# tv cable box goes to sleep?



## Nealtw (Jun 22, 2017)

Mine will put up a question "are you still there" after 5 minutes it will go to some picture like a screen saver. 
If I push any button on there remote the TV comes back up. I tried to turn that off too, no luck.


----------



## Deja-vue (Mar 24, 2013)

Please check the following:

Press *[Settings] *on your remote, and then press for more settings.
Scroll down to *Timers* and verify *Sleep Timer* and *Power-Off Timer* are both set to *Off*. Your Box may have different buttons to push, but you should find it.
Edit: since you already tried that, maybe it is the TV and not the Cable box that wants to go to Screensaver or sleep?
Check TV settings as well, may not hurt.


----------



## carpdad (Oct 11, 2010)

I'll open every setting for the cable box for any hint of something that may shut down the cable box.
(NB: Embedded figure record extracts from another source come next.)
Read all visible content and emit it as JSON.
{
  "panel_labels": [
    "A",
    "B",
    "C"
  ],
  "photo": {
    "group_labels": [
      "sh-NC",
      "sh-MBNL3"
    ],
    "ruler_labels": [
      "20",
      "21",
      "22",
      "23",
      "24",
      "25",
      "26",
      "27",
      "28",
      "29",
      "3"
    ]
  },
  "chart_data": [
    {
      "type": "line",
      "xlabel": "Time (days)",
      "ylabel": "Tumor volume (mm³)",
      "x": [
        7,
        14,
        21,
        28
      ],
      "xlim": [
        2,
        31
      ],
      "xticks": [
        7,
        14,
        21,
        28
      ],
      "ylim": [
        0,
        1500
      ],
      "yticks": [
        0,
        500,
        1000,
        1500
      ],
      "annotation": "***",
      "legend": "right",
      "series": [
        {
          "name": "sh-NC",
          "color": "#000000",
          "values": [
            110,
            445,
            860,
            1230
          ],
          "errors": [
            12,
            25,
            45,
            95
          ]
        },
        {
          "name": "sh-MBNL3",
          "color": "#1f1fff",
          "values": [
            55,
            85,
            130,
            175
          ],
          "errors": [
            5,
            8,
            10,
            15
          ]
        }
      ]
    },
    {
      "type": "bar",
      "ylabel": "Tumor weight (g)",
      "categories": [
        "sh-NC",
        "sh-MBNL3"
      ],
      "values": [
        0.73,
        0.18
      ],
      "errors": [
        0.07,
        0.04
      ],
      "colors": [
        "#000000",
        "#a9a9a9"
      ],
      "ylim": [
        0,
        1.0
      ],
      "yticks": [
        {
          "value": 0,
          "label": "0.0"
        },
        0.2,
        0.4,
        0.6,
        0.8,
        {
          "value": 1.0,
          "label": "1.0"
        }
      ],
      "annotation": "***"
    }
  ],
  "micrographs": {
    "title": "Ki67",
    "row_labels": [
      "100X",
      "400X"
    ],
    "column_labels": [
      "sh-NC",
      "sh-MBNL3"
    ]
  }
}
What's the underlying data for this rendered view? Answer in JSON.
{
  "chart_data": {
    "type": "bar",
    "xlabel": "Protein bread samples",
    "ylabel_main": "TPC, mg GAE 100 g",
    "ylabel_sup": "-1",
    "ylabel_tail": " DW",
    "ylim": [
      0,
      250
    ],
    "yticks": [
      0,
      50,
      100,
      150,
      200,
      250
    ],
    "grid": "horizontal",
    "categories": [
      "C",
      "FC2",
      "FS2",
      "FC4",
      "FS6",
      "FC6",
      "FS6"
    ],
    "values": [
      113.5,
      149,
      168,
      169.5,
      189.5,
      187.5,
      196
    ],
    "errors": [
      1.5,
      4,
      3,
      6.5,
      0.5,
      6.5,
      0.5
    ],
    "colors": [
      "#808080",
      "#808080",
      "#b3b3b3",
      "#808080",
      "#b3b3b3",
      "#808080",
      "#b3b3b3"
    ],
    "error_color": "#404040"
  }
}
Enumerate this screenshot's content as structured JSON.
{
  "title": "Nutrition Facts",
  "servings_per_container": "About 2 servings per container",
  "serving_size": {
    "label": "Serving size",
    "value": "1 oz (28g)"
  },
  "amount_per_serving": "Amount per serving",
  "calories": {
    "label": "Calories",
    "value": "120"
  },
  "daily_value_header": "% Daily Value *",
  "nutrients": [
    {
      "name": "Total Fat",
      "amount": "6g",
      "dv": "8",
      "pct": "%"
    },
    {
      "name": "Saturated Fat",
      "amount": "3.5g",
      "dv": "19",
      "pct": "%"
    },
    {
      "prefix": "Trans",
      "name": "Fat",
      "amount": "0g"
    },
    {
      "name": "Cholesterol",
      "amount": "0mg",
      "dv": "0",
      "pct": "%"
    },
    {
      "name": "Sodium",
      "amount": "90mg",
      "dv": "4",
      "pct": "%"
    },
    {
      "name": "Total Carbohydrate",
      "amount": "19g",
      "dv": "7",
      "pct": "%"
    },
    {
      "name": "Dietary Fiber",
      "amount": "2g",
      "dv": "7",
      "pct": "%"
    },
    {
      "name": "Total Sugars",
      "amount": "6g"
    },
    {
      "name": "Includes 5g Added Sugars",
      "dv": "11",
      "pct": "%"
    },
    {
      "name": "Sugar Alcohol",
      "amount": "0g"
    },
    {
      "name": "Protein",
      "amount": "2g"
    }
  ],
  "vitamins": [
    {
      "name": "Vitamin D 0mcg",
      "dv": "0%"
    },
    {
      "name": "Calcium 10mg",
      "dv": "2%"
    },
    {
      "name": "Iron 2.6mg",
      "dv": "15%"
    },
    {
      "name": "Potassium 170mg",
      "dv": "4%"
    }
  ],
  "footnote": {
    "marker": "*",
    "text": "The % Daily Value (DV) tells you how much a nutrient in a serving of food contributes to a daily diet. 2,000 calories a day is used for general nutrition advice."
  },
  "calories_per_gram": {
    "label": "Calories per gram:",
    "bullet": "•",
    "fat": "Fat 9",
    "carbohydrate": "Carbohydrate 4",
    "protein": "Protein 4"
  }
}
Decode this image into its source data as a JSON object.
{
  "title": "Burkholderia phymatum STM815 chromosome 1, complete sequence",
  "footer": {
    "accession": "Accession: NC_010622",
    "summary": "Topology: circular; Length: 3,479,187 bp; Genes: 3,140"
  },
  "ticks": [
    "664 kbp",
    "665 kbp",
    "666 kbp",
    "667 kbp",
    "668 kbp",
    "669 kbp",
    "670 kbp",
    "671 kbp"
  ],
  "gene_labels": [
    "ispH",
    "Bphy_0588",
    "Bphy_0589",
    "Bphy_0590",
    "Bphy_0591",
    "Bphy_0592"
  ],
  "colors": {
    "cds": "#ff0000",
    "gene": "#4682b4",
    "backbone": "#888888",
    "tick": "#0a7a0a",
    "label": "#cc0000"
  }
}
Also will check the tv. Maybe tv is doing something to cable box through hdmi cable. Thanks for the replies.


----------



## GrayHair (Apr 9, 2015)

The "feature" seems to be common in addressable systems, which most systems are today. May have something to do with bandwidth conservation. The signal is likely analog if it's RF using QUAM. Of course fiber to the premise, is digital.


----------